The additional specimens were 11.5–17.0 mm long, 6.5–10.5 mm wide. Elytra have only two rows of macrotubercles and they are progressively smaller posteriorly.

Etymology. The specific name is derived after Dr. Arthur (Art) Anker, in recognition of his long-term involvement in the Marine Biodiversity Expeditions of the University of Florida, Gainesville, through his collecting efforts, including the collection of some specimens used for describing this species. The specific name is a noun in the genitive case ( ICZN 1999, Art. 31.1.2).

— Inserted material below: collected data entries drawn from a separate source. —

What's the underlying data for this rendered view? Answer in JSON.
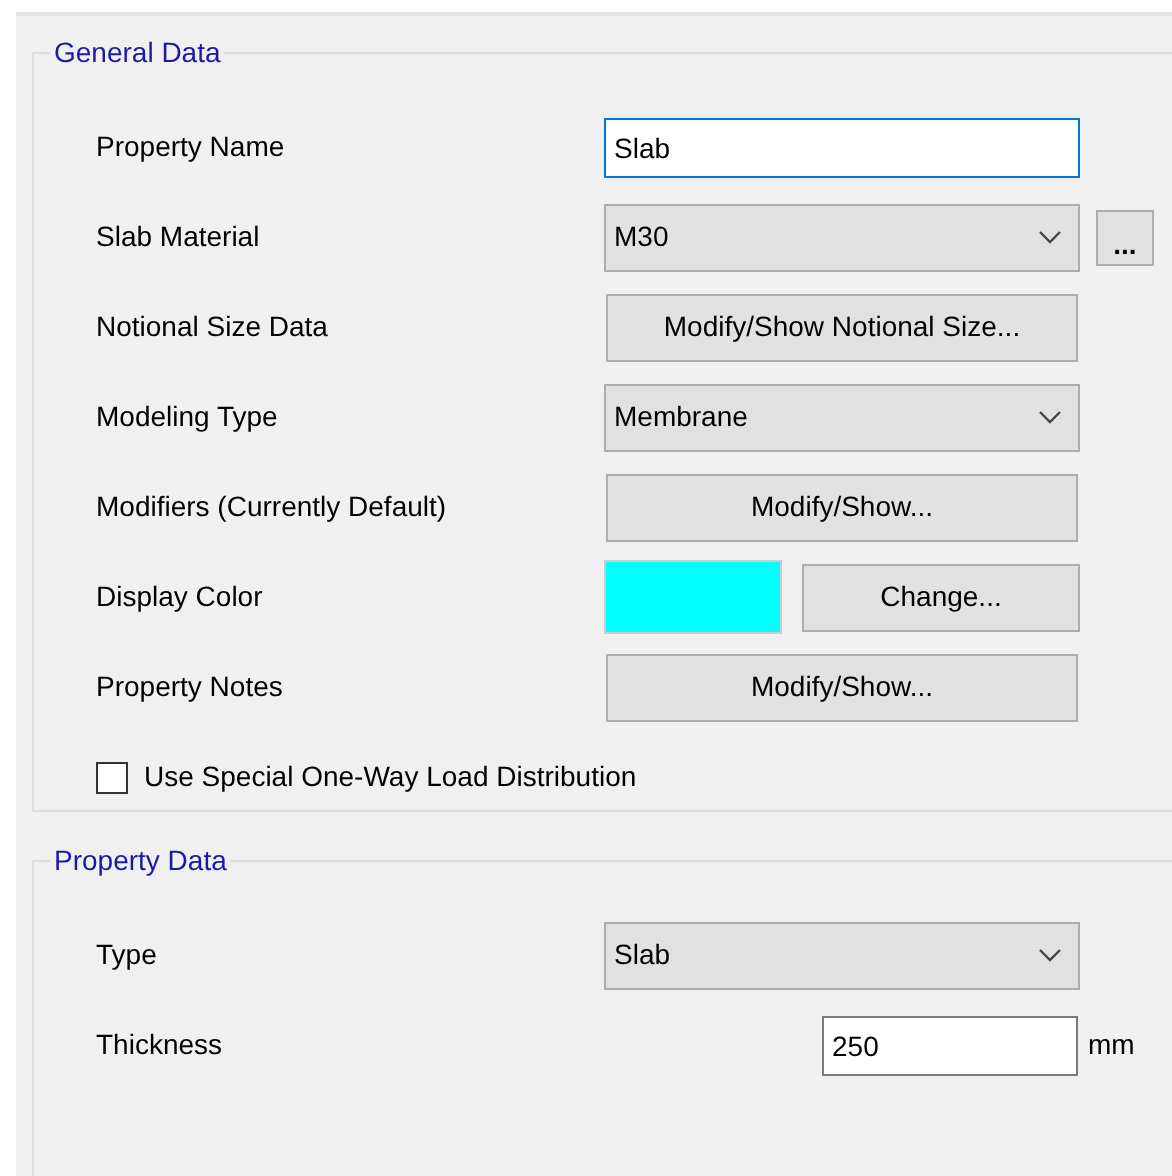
{
  "sections": [
    {
      "title": "General Data",
      "rows": [
        {
          "kind": "text",
          "label": "Property Name",
          "value": "Slab",
          "focused": true
        },
        {
          "kind": "dropdown",
          "label": "Slab Material",
          "value": "M30",
          "extra_button": "..."
        },
        {
          "kind": "button",
          "label": "Notional Size Data",
          "button": "Modify/Show Notional Size..."
        },
        {
          "kind": "dropdown",
          "label": "Modeling Type",
          "value": "Membrane"
        },
        {
          "kind": "button",
          "label": "Modifiers (Currently Default)",
          "button": "Modify/Show..."
        },
        {
          "kind": "color",
          "label": "Display Color",
          "color": "#00ffff",
          "button": "Change..."
        },
        {
          "kind": "button",
          "label": "Property Notes",
          "button": "Modify/Show..."
        },
        {
          "kind": "checkbox",
          "label": "Use Special One-Way Load Distribution",
          "checked": false
        }
      ]
    },
    {
      "title": "Property Data",
      "rows": [
        {
          "kind": "dropdown",
          "label": "Type",
          "value": "Slab"
        },
        {
          "kind": "number",
          "label": "Thickness",
          "value": "250",
          "unit": "mm",
          "focused": false
        }
      ]
    }
  ]
}
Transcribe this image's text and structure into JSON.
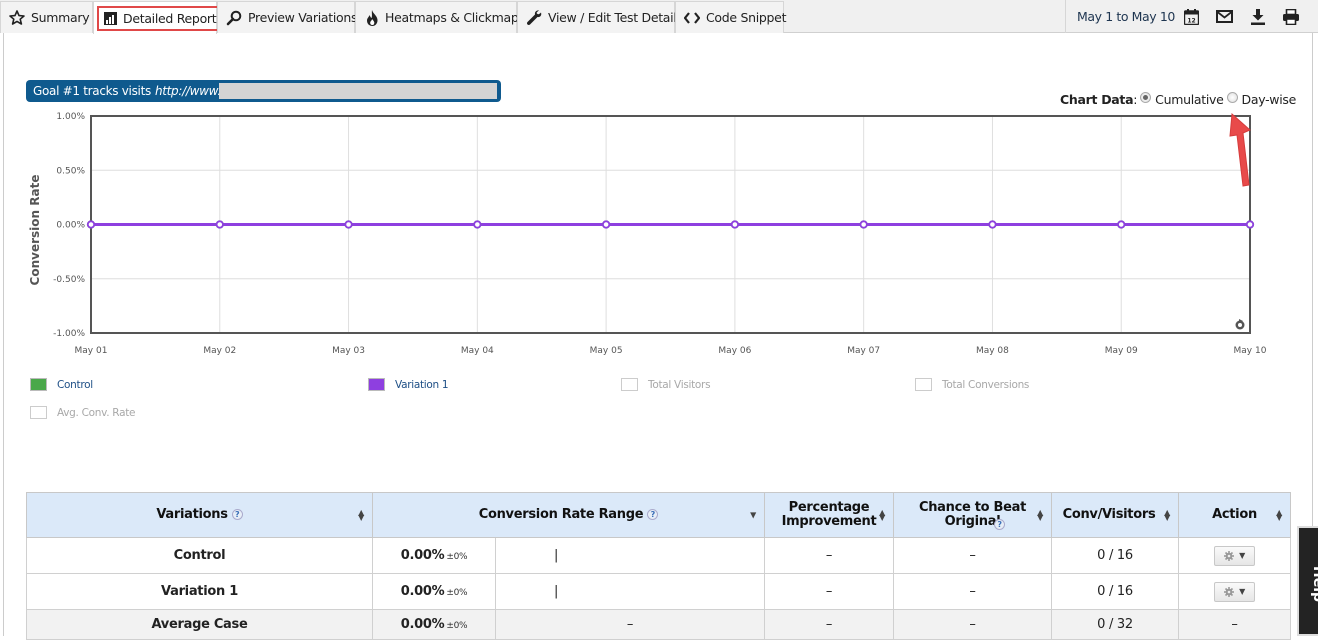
{
  "tabs": [
    {
      "label": "Summary",
      "icon": "star-icon",
      "active": false
    },
    {
      "label": "Detailed Report",
      "icon": "bar-chart-icon",
      "active": true
    },
    {
      "label": "Preview Variations",
      "icon": "magnifier-icon",
      "active": false
    },
    {
      "label": "Heatmaps & Clickmaps",
      "icon": "flame-icon",
      "active": false
    },
    {
      "label": "View / Edit Test Details",
      "icon": "wrench-icon",
      "active": false
    },
    {
      "label": "Code Snippet",
      "icon": "code-icon",
      "active": false
    }
  ],
  "toolbar": {
    "date_range": "May 1 to May 10",
    "calendar_day": "12",
    "icons": [
      "calendar-icon",
      "email-icon",
      "download-icon",
      "print-icon"
    ]
  },
  "goal": {
    "prefix": "Goal #1 tracks visits",
    "url": "http://www."
  },
  "chart_controls": {
    "label": "Chart Data",
    "options": [
      {
        "label": "Cumulative",
        "selected": true
      },
      {
        "label": "Day-wise",
        "selected": false
      }
    ]
  },
  "chart_data": {
    "type": "line",
    "title": "",
    "xlabel": "",
    "ylabel": "Conversion Rate",
    "x": [
      "May 01",
      "May 02",
      "May 03",
      "May 04",
      "May 05",
      "May 06",
      "May 07",
      "May 08",
      "May 09",
      "May 10"
    ],
    "yticks": [
      "1.00%",
      "0.50%",
      "0.00%",
      "-0.50%",
      "-1.00%"
    ],
    "ylim": [
      -1.0,
      1.0
    ],
    "grid": true,
    "series": [
      {
        "name": "Control",
        "color": "#4aa84a",
        "values": [
          0,
          0,
          0,
          0,
          0,
          0,
          0,
          0,
          0,
          0
        ],
        "visible": true
      },
      {
        "name": "Variation 1",
        "color": "#8e3fe0",
        "values": [
          0,
          0,
          0,
          0,
          0,
          0,
          0,
          0,
          0,
          0
        ],
        "visible": true
      }
    ],
    "legend": [
      {
        "label": "Control",
        "color": "#4aa84a",
        "active": true
      },
      {
        "label": "Variation 1",
        "color": "#8e3fe0",
        "active": true
      },
      {
        "label": "Total Visitors",
        "color": "",
        "active": false
      },
      {
        "label": "Total Conversions",
        "color": "",
        "active": false
      },
      {
        "label": "Avg. Conv. Rate",
        "color": "",
        "active": false
      }
    ]
  },
  "table": {
    "headers": [
      {
        "label": "Variations",
        "help": true,
        "sort": "both"
      },
      {
        "label": "Conversion Rate Range",
        "help": true,
        "sort": "down"
      },
      {
        "label": "Percentage Improvement",
        "help": false,
        "sort": "both"
      },
      {
        "label": "Chance to Beat Original",
        "help": true,
        "sort": "both"
      },
      {
        "label": "Conv/Visitors",
        "help": false,
        "sort": "both"
      },
      {
        "label": "Action",
        "help": false,
        "sort": "both"
      }
    ],
    "rows": [
      {
        "name": "Control",
        "rate": "0.00%",
        "range": "±0%",
        "range_bar": "|",
        "improvement": "–",
        "chance": "–",
        "conv_visitors": "0 / 16",
        "action": "gear"
      },
      {
        "name": "Variation 1",
        "rate": "0.00%",
        "range": "±0%",
        "range_bar": "|",
        "improvement": "–",
        "chance": "–",
        "conv_visitors": "0 / 16",
        "action": "gear"
      },
      {
        "name": "Average Case",
        "rate": "0.00%",
        "range": "±0%",
        "range_bar": "–",
        "improvement": "–",
        "chance": "–",
        "conv_visitors": "0 / 32",
        "action": "–"
      }
    ]
  },
  "help_tab": "Help"
}
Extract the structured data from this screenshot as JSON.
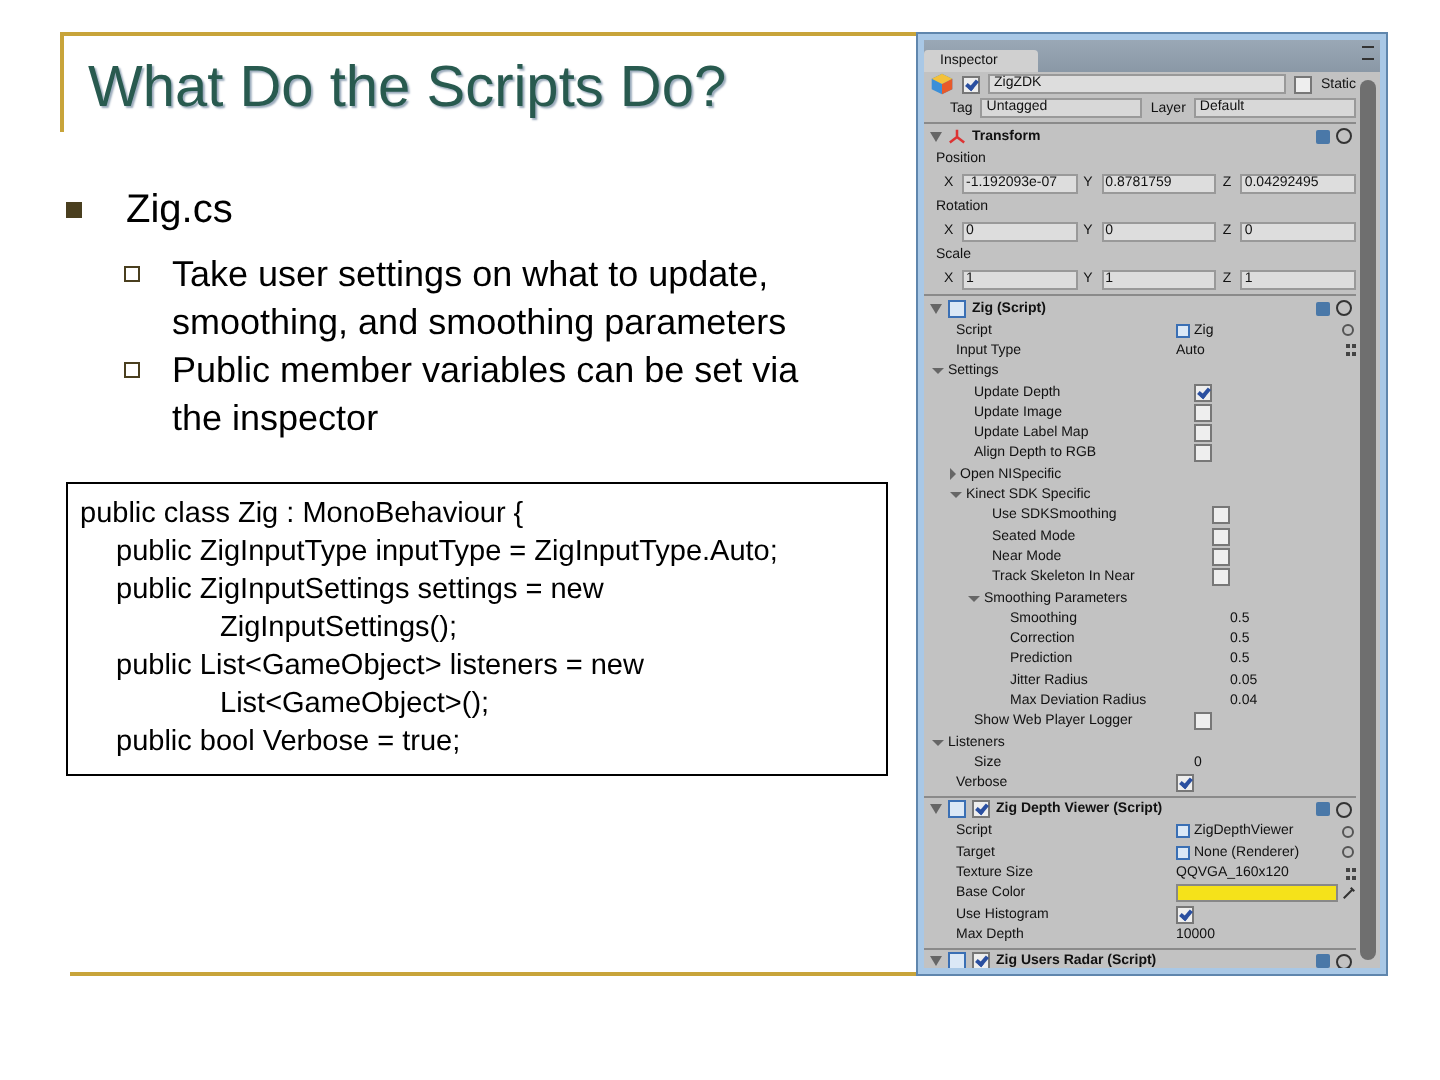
{
  "slide": {
    "title": "What Do the Scripts Do?",
    "bullets": [
      {
        "text": "Zig.cs",
        "children": [
          {
            "text": "Take user settings on what to update, smoothing, and smoothing parameters"
          },
          {
            "text": "Public member variables can be set via the inspector"
          }
        ]
      }
    ],
    "code": {
      "lines": [
        {
          "text": "public class Zig : MonoBehaviour {",
          "children": [
            {
              "text": "public ZigInputType inputType = ZigInputType.Auto;"
            },
            {
              "text": "public ZigInputSettings settings = new",
              "children": [
                {
                  "text": "ZigInputSettings();"
                }
              ]
            },
            {
              "text": "public List<GameObject> listeners = new",
              "children": [
                {
                  "text": "List<GameObject>();"
                }
              ]
            },
            {
              "text": "public bool Verbose = true;"
            }
          ]
        }
      ]
    }
  },
  "inspector": {
    "tab": "Inspector",
    "object": {
      "active": true,
      "name": "ZigZDK",
      "static_label": "Static",
      "static": false,
      "tag_label": "Tag",
      "tag": "Untagged",
      "layer_label": "Layer",
      "layer": "Default"
    },
    "components": [
      {
        "title": "Transform",
        "kind": "transform",
        "expanded": true,
        "rows": [
          {
            "kind": "vector",
            "label": "Position",
            "fields": [
              {
                "axis": "X",
                "value": "-1.192093e-07"
              },
              {
                "axis": "Y",
                "value": "0.8781759"
              },
              {
                "axis": "Z",
                "value": "0.04292495"
              }
            ]
          },
          {
            "kind": "vector",
            "label": "Rotation",
            "fields": [
              {
                "axis": "X",
                "value": "0"
              },
              {
                "axis": "Y",
                "value": "0"
              },
              {
                "axis": "Z",
                "value": "0"
              }
            ]
          },
          {
            "kind": "vector",
            "label": "Scale",
            "fields": [
              {
                "axis": "X",
                "value": "1"
              },
              {
                "axis": "Y",
                "value": "1"
              },
              {
                "axis": "Z",
                "value": "1"
              }
            ]
          }
        ]
      },
      {
        "title": "Zig (Script)",
        "kind": "script",
        "expanded": true,
        "rows": [
          {
            "kind": "object",
            "label": "Script",
            "value": "Zig"
          },
          {
            "kind": "enum",
            "label": "Input Type",
            "value": "Auto"
          },
          {
            "kind": "foldout",
            "label": "Settings",
            "expanded": true,
            "children": [
              {
                "kind": "check",
                "label": "Update Depth",
                "checked": true
              },
              {
                "kind": "check",
                "label": "Update Image",
                "checked": false
              },
              {
                "kind": "check",
                "label": "Update Label Map",
                "checked": false
              },
              {
                "kind": "check",
                "label": "Align Depth to RGB",
                "checked": false
              },
              {
                "kind": "foldout",
                "label": "Open NISpecific",
                "expanded": false
              },
              {
                "kind": "foldout",
                "label": "Kinect SDK Specific",
                "expanded": true,
                "children": [
                  {
                    "kind": "check",
                    "label": "Use SDKSmoothing",
                    "checked": false
                  },
                  {
                    "kind": "check",
                    "label": "Seated Mode",
                    "checked": false
                  },
                  {
                    "kind": "check",
                    "label": "Near Mode",
                    "checked": false
                  },
                  {
                    "kind": "check",
                    "label": "Track Skeleton In Near",
                    "checked": false
                  },
                  {
                    "kind": "foldout",
                    "label": "Smoothing Parameters",
                    "expanded": true,
                    "children": [
                      {
                        "kind": "field",
                        "label": "Smoothing",
                        "value": "0.5"
                      },
                      {
                        "kind": "field",
                        "label": "Correction",
                        "value": "0.5"
                      },
                      {
                        "kind": "field",
                        "label": "Prediction",
                        "value": "0.5"
                      },
                      {
                        "kind": "field",
                        "label": "Jitter Radius",
                        "value": "0.05"
                      },
                      {
                        "kind": "field",
                        "label": "Max Deviation Radius",
                        "value": "0.04"
                      }
                    ]
                  }
                ]
              },
              {
                "kind": "check",
                "label": "Show Web Player Logger",
                "checked": false
              }
            ]
          },
          {
            "kind": "foldout",
            "label": "Listeners",
            "expanded": true,
            "children": [
              {
                "kind": "field",
                "label": "Size",
                "value": "0"
              }
            ]
          },
          {
            "kind": "check",
            "label": "Verbose",
            "checked": true
          }
        ]
      },
      {
        "title": "Zig Depth Viewer (Script)",
        "kind": "script",
        "enabled": true,
        "expanded": true,
        "rows": [
          {
            "kind": "object",
            "label": "Script",
            "value": "ZigDepthViewer"
          },
          {
            "kind": "object",
            "label": "Target",
            "value": "None (Renderer)"
          },
          {
            "kind": "enum",
            "label": "Texture Size",
            "value": "QQVGA_160x120"
          },
          {
            "kind": "color",
            "label": "Base Color",
            "color": "#f5e21a"
          },
          {
            "kind": "check",
            "label": "Use Histogram",
            "checked": true
          },
          {
            "kind": "field",
            "label": "Max Depth",
            "value": "10000"
          }
        ]
      },
      {
        "title": "Zig Users Radar (Script)",
        "kind": "script",
        "enabled": true,
        "expanded": true
      }
    ]
  }
}
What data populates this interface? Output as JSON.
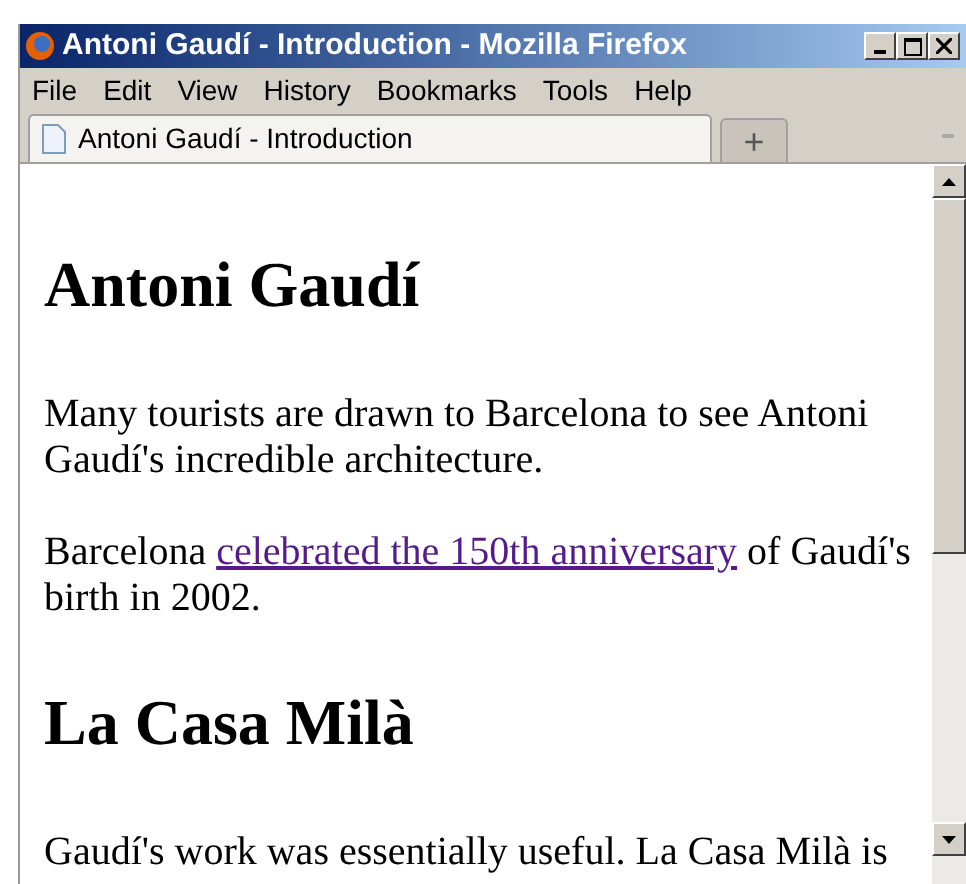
{
  "window": {
    "title": "Antoni Gaudí - Introduction - Mozilla Firefox"
  },
  "menu": [
    "File",
    "Edit",
    "View",
    "History",
    "Bookmarks",
    "Tools",
    "Help"
  ],
  "tabs": [
    {
      "label": "Antoni Gaudí - Introduction",
      "selected": true
    }
  ],
  "new_tab": "+",
  "content": [
    {
      "kind": "heading",
      "text": "Antoni Gaudí"
    },
    {
      "kind": "paragraph",
      "text": "Many tourists are drawn to Barcelona to see Antoni Gaudí's incredible architecture."
    },
    {
      "kind": "link_paragraph",
      "before": "Barcelona ",
      "link": "celebrated the 150th anniversary",
      "after": " of Gaudí's birth in 2002."
    },
    {
      "kind": "heading",
      "text": "La Casa Milà"
    },
    {
      "kind": "paragraph",
      "text": "Gaudí's work was essentially useful. La Casa Milà is"
    }
  ]
}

Remarks. Iphione ankeri sp. nov. resembles I. fimbriata de Quatrefages, 1866 , and I. hyndmani sp. nov. from Hong Kong because they have fimbriae short (less than 1/10 elytral width) and first row of macrotubercles slightly larger than those present in following rows. However, I. ankeri differs from the two other species by having fimbriae barely developed (against well-developed in the others), two rows of macrotubercles (against 3–5 in the others), and dorsal cirrophore with basal tubercle distinct (present in I. fimbriata , indistinct in I. hyndmani ). Further, neurochaetae can separate I. ankeri from I. fimbriata ; in I. ankeri they are golden, barely falcate, whereas in I. fimbriata neurochaetae are brownish, markedly falcate.

Iphione ankeri is sister to I. hyndmani sp. nov. (see below) in the COI tree ( Fig. 36 View FIGURE 36 ).

Distribution. Known from West Australia and Guam, in shallow reef habitats (1–27 m).